Not for EVERYTHING, true, but it sure as hell helps and is the simplest way. Unless you're the type that's able to learn all his shit through an internet program or through home-schooling, then normal school is perfectly fine.

author=Bandito
If education truly centers itself around real learning and not rote memorization, the amount of stuff you need to learn only requires 2-3 years. Once you truly understand a concept, you don't need to memorize it. This is something many people don't seem to fully grasp. Memorization is comprehension. The fact you need to learn a topic over and over, and then have it regurgitate again in your first 2 years of college, proves beyond a shadow of doubt you're not really learning sh*t. This is the reason why they have to beat it in your mind over and over again: you're not learning sh*t and they need to remind you a few years later, only to have you forget it again once you graduate.

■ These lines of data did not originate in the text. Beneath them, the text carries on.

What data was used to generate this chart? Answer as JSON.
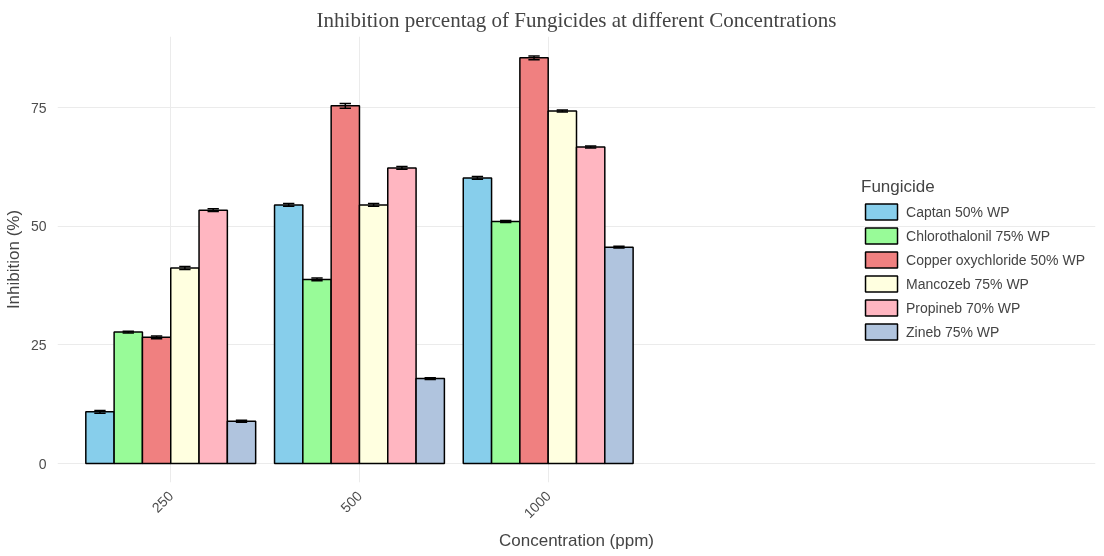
{
  "chart_data": {
    "type": "bar",
    "title": "Inhibition percentag of Fungicides at different Concentrations",
    "xlabel": "Concentration (ppm)",
    "ylabel": "Inhibition (%)",
    "legend_title": "Fungicide",
    "categories": [
      "250",
      "500",
      "1000"
    ],
    "series": [
      {
        "name": "Captan 50% WP",
        "color": "#87ceeb",
        "values": [
          10.9,
          54.5,
          60.2
        ],
        "errors": [
          0.3,
          0.3,
          0.3
        ]
      },
      {
        "name": "Chlorothalonil 75% WP",
        "color": "#98fb98",
        "values": [
          27.7,
          38.8,
          51.0
        ],
        "errors": [
          0.2,
          0.3,
          0.2
        ]
      },
      {
        "name": "Copper oxychloride 50% WP",
        "color": "#f08080",
        "values": [
          26.6,
          75.4,
          85.5
        ],
        "errors": [
          0.3,
          0.5,
          0.4
        ]
      },
      {
        "name": "Mancozeb 75% WP",
        "color": "#ffffe0",
        "values": [
          41.2,
          54.5,
          74.3
        ],
        "errors": [
          0.3,
          0.3,
          0.2
        ]
      },
      {
        "name": "Propineb 70% WP",
        "color": "#ffb6c1",
        "values": [
          53.4,
          62.3,
          66.7
        ],
        "errors": [
          0.3,
          0.3,
          0.2
        ]
      },
      {
        "name": "Zineb 75% WP",
        "color": "#b0c4de",
        "values": [
          8.9,
          17.9,
          45.6
        ],
        "errors": [
          0.2,
          0.2,
          0.2
        ]
      }
    ],
    "ylim": [
      -4,
      90
    ],
    "yticks": [
      0,
      25,
      50,
      75
    ],
    "grid": true,
    "legend": "right"
  }
}
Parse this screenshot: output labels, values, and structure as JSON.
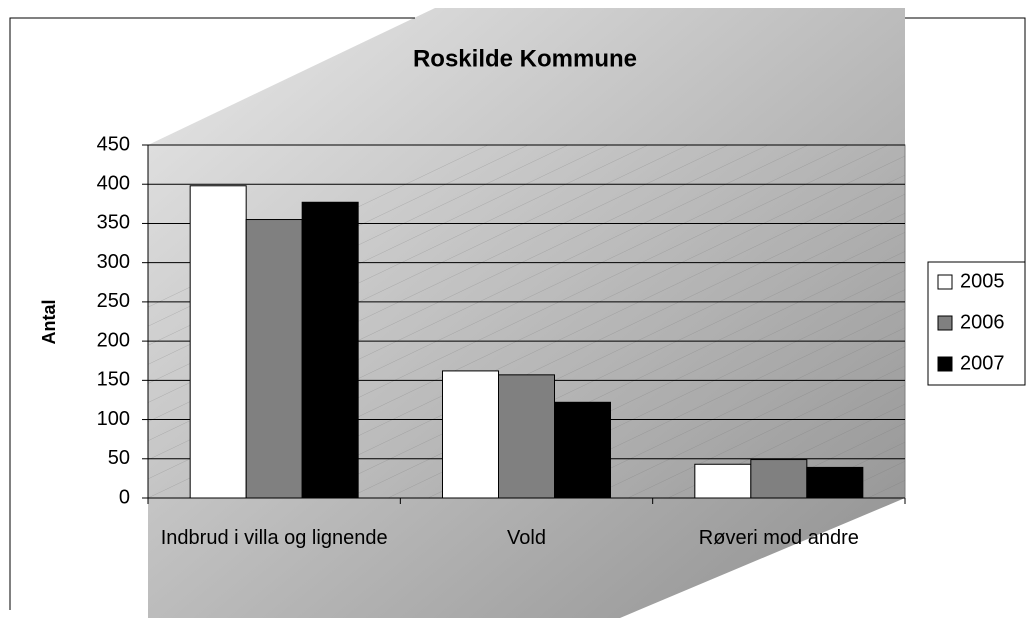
{
  "chart_data": {
    "type": "bar",
    "title": "Roskilde Kommune",
    "y_label": "Antal",
    "categories": [
      "Indbrud i villa og lignende",
      "Vold",
      "Røveri mod andre"
    ],
    "series": [
      {
        "name": "2005",
        "color": "#ffffff",
        "values": [
          398,
          162,
          43
        ]
      },
      {
        "name": "2006",
        "color": "#808080",
        "values": [
          355,
          157,
          49
        ]
      },
      {
        "name": "2007",
        "color": "#000000",
        "values": [
          377,
          122,
          39
        ]
      }
    ],
    "ylim": [
      0,
      450
    ],
    "yticks": [
      0,
      50,
      100,
      150,
      200,
      250,
      300,
      350,
      400,
      450
    ],
    "grid": true,
    "legend": "right"
  }
}
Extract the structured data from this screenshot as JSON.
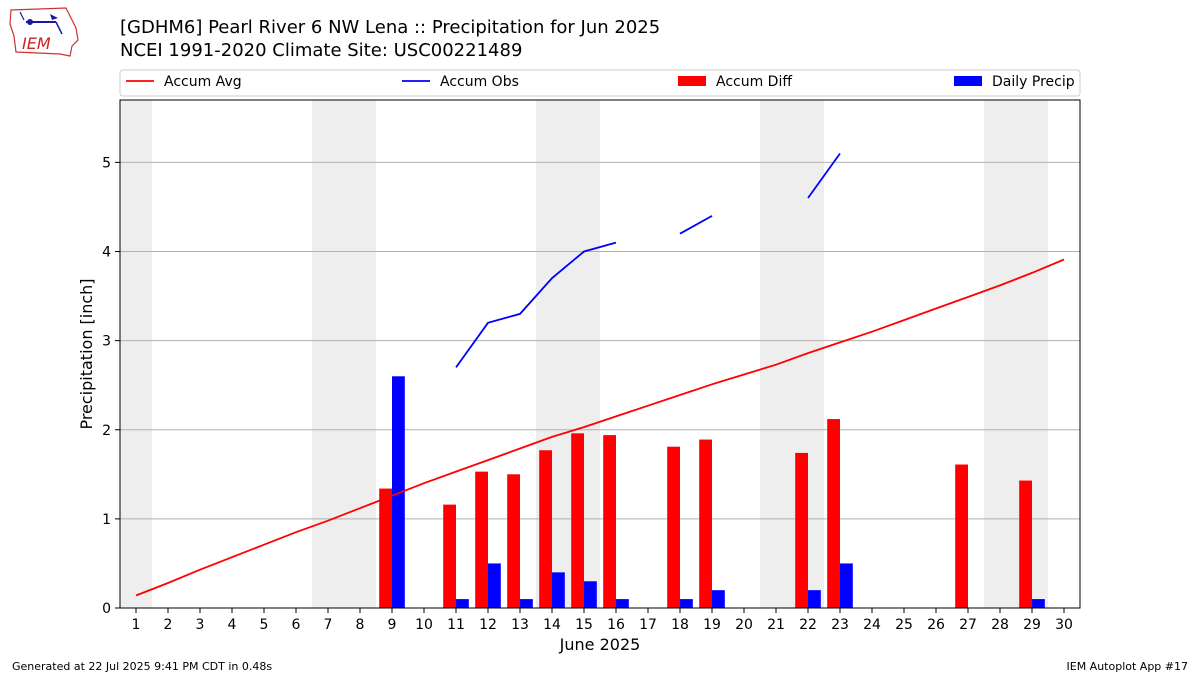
{
  "title": {
    "line1": "[GDHM6] Pearl River 6 NW Lena :: Precipitation for Jun 2025",
    "line2": "NCEI 1991-2020 Climate Site: USC00221489"
  },
  "logo": {
    "text": "IEM"
  },
  "footer": {
    "left": "Generated at 22 Jul 2025 9:41 PM CDT in 0.48s",
    "right": "IEM Autoplot App #17"
  },
  "colors": {
    "avg": "#ff0000",
    "obs": "#0000ff",
    "diff": "#ff0000",
    "daily": "#0000ff",
    "weekend": "#eeeeee",
    "grid": "#b0b0b0"
  },
  "chart_data": {
    "type": "bar",
    "xlabel": "June 2025",
    "ylabel": "Precipitation [inch]",
    "xlim": [
      0.5,
      30.5
    ],
    "ylim": [
      0,
      5.7
    ],
    "yticks": [
      0,
      1,
      2,
      3,
      4,
      5
    ],
    "x": [
      1,
      2,
      3,
      4,
      5,
      6,
      7,
      8,
      9,
      10,
      11,
      12,
      13,
      14,
      15,
      16,
      17,
      18,
      19,
      20,
      21,
      22,
      23,
      24,
      25,
      26,
      27,
      28,
      29,
      30
    ],
    "weekend_days": [
      1,
      7,
      8,
      14,
      15,
      21,
      22,
      28,
      29
    ],
    "grid": "y",
    "legend_position": "top",
    "legend": [
      "Accum Avg",
      "Accum Obs",
      "Accum Diff",
      "Daily Precip"
    ],
    "series": [
      {
        "name": "Accum Avg",
        "type": "line",
        "values": [
          0.14,
          0.28,
          0.43,
          0.57,
          0.71,
          0.85,
          0.98,
          1.12,
          1.26,
          1.4,
          1.53,
          1.66,
          1.79,
          1.92,
          2.03,
          2.15,
          2.27,
          2.39,
          2.51,
          2.62,
          2.73,
          2.86,
          2.98,
          3.1,
          3.23,
          3.36,
          3.49,
          3.62,
          3.76,
          3.91
        ]
      },
      {
        "name": "Accum Obs",
        "type": "line",
        "values": [
          null,
          null,
          null,
          null,
          null,
          null,
          null,
          null,
          null,
          null,
          2.7,
          3.2,
          3.3,
          3.7,
          4.0,
          4.1,
          null,
          4.2,
          4.4,
          null,
          null,
          4.6,
          5.1,
          null,
          null,
          null,
          null,
          null,
          null,
          null
        ]
      },
      {
        "name": "Accum Diff",
        "type": "bar",
        "values": [
          null,
          null,
          null,
          null,
          null,
          null,
          null,
          null,
          1.34,
          null,
          1.16,
          1.53,
          1.5,
          1.77,
          1.96,
          1.94,
          null,
          1.81,
          1.89,
          null,
          null,
          1.74,
          2.12,
          null,
          null,
          null,
          1.61,
          null,
          1.43,
          null
        ]
      },
      {
        "name": "Daily Precip",
        "type": "bar",
        "values": [
          null,
          null,
          null,
          null,
          null,
          null,
          null,
          null,
          2.6,
          null,
          0.1,
          0.5,
          0.1,
          0.4,
          0.3,
          0.1,
          null,
          0.1,
          0.2,
          null,
          null,
          0.2,
          0.5,
          null,
          null,
          null,
          null,
          null,
          0.1,
          null
        ]
      }
    ]
  }
}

Again, HOW MUCH you memorize varies from class to class. Plenty of other courses use different methods of learning outside of it. From the looks of things, you probably just took extremely simple classes most of your school life. You can't really blame a whole system for that sort of thing.

author=Bandito
3. Apprenticeship > Education.

Before education, we have a thing call apprenticeship. A child learns from a true professional; the professional teaches him EVERYTHING from writing, math, reading, and, the most important part of education, HOW TO DO THE JOB. The lowest form of apprenticeship only takes 2 years, while the most difficult job takes no more than 6 years (Doctor for example). A kid can start his apprenticeship at the age of 13 and be a doctor at 19. Nowadays a kid has to go through 12 years of education and the best job he'll prob get is Mcdonald's if he doesn't waste his life another 4 years. Sad, but true.


THIS is the part that gets me the most. For one, there's a whole bunch of different subjects one can learn and probably NEEDS to learn, since everyone's different and meets a different set of requirements; it's not something able to be done in a few years unless you have a super-intelligent kid with mind processes like fucking Reed Richards.

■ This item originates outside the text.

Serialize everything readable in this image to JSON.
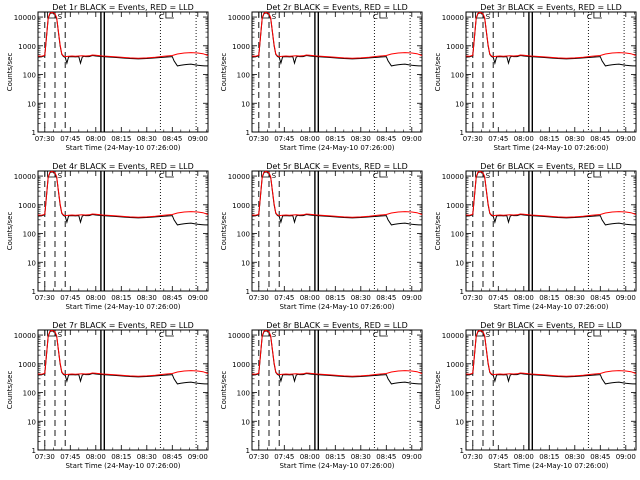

And you've have to logically have an extremely well-trained mentor if s/he were to teach you EVERYTHING you'd need, which even then, probably equates to beyond the four core courses (Social Studies/Math/English/Science) and one might be interested in something else or circumstances require it. Even if the mentor could, it's a hell of a lot of work.

And if the individual ends up at McDonalds, then I'm sorry, but that's his own damn fault for looking at his life and education through a a convenient/overly simplistic lens. Not everyone has the same mindset.

author=Bandito
PS: I took this from a guy's post from another forum.
I was just wondering everyone thoughts on the matter.


Well then that guy needs to screw his head on more.

Sorry if I sounded a bit harsh/overly passionate at several points in my post, but I just hate it when people deride the values of education. Whether you like it or not, everyone needs it to some degree, and getting it through unconventional means just might not be the best way depending on who you are.
harmonic
It's like toothpicks against a tank
4142
author=mawk
calling people weak for arbitrary reasons, on the other hand, is a sign of immense personal strength!

my favourite thing about libertarians is that instead of taking steps to reduce unfair government practices, broaden the opportunities people of all classes have available, etc., most of them just spend their time acting as though all poor people deserve it because (long screed based heavily in the myth of bootstrapping goes here).

Though you have firmly established yourself as a contrarian and a shit-stirrer, I still feel compelled to defend modern libertarianism (aka classical liberalism) as a young, thus underdeveloped, NON-monolithic ideological entity. Generalizations made about "libertarians" are almost always based on an limited, agenda-driven opinions extracted directly from MSNBC.